The study included 1470 women with a median age of 33 years old, of which 24% had bacterial vaginosis at the time of enrollment. PrEP efficacy rates for HIV prevention were as follows: women with normal microbiota (77%), women with intermediate microbiota (73%), and women with bacterial vaginosis (63%).
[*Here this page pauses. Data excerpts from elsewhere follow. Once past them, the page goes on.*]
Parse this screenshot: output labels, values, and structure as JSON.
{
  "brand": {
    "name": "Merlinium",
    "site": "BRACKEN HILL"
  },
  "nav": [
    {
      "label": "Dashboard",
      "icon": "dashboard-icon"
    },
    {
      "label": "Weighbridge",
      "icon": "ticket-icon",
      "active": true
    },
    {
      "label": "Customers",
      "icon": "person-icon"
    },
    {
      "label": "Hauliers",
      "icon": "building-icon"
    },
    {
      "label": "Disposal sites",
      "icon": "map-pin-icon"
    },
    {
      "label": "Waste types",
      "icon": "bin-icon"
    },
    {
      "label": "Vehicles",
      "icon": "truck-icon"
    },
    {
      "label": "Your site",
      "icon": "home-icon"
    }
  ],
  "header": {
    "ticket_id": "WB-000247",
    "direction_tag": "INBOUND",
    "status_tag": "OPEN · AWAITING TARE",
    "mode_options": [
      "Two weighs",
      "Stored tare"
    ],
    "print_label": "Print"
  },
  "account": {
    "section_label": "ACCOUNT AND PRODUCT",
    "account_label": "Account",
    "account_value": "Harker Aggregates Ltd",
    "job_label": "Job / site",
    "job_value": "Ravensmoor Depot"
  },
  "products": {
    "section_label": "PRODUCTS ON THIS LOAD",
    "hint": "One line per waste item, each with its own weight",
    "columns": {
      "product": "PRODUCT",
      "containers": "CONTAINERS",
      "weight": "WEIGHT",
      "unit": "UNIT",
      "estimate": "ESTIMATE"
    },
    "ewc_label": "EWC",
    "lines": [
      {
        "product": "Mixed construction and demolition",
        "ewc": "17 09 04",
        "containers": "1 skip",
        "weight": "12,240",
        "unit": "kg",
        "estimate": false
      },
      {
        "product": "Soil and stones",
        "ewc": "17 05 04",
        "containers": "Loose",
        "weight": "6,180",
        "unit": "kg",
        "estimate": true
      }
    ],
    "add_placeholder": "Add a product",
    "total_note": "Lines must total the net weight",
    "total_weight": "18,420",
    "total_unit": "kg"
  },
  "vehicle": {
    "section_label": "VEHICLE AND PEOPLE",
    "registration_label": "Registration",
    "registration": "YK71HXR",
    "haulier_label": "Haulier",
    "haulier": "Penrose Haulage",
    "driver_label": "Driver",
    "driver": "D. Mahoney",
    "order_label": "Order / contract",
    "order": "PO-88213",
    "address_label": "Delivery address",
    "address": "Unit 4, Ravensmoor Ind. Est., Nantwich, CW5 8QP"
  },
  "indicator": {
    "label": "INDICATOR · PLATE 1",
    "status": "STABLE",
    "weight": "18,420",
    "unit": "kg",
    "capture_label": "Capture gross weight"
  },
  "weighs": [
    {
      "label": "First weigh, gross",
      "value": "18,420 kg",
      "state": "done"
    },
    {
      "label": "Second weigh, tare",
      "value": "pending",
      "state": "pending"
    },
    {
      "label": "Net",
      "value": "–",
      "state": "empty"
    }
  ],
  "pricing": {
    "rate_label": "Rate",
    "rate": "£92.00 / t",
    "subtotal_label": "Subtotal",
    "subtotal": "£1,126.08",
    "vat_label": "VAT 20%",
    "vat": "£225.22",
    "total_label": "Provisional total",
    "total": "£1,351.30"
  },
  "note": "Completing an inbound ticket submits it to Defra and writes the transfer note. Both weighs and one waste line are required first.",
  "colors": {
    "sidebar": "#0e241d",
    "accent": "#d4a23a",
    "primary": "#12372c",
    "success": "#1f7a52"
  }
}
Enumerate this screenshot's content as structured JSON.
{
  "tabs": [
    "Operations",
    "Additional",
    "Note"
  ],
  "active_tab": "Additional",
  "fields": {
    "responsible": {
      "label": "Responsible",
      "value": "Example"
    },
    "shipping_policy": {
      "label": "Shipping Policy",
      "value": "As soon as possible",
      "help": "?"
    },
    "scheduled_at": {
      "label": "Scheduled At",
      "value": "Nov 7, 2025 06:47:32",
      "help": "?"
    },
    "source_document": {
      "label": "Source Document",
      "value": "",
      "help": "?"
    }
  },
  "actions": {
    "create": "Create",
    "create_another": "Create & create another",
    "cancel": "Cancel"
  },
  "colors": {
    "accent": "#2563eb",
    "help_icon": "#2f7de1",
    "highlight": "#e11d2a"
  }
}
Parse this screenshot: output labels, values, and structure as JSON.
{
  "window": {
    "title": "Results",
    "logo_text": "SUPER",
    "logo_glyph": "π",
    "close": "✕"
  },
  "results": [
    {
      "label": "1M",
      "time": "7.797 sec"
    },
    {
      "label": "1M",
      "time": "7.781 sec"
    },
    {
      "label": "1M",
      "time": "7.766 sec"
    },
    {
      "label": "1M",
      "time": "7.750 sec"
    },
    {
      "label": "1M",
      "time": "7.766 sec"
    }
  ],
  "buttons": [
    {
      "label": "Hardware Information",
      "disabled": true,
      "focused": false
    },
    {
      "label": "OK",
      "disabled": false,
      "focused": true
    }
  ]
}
The results also indicated that efficacy was no different among women with detected versus undetected Gardnerella vaginalis/Bacteroides (69% efficacy versus 77%) and Lactobacillus (74% versus 70%).
Data from the CAPRISA study reported at the AIDS 2016 meeting suggested that the vaginal bacteria Gardenerella vaginalis, which predominates in the vagina when Lactobacillus is not dominant, absorbs the gel formulation of pre-exposure prophylaxis tenofovir, thereby reducing its availability in the genital tract to prevent HIV infection.
In this study, the researchers concluded that daily oral tenofovir-based PrEP efficacy was not affected by the prevalence of bacterial vaginosis, as long as the individual maintained high PrEP adherence.
Reference
Heffron R, McClelland RS, Balkus J, et al. Daily oral prep is effective among women with abnormal vaginal microbiota. Presented at: Conference on Retroviruses and Opportunistic Infections; Feb. 13-16, 2017; Seattle.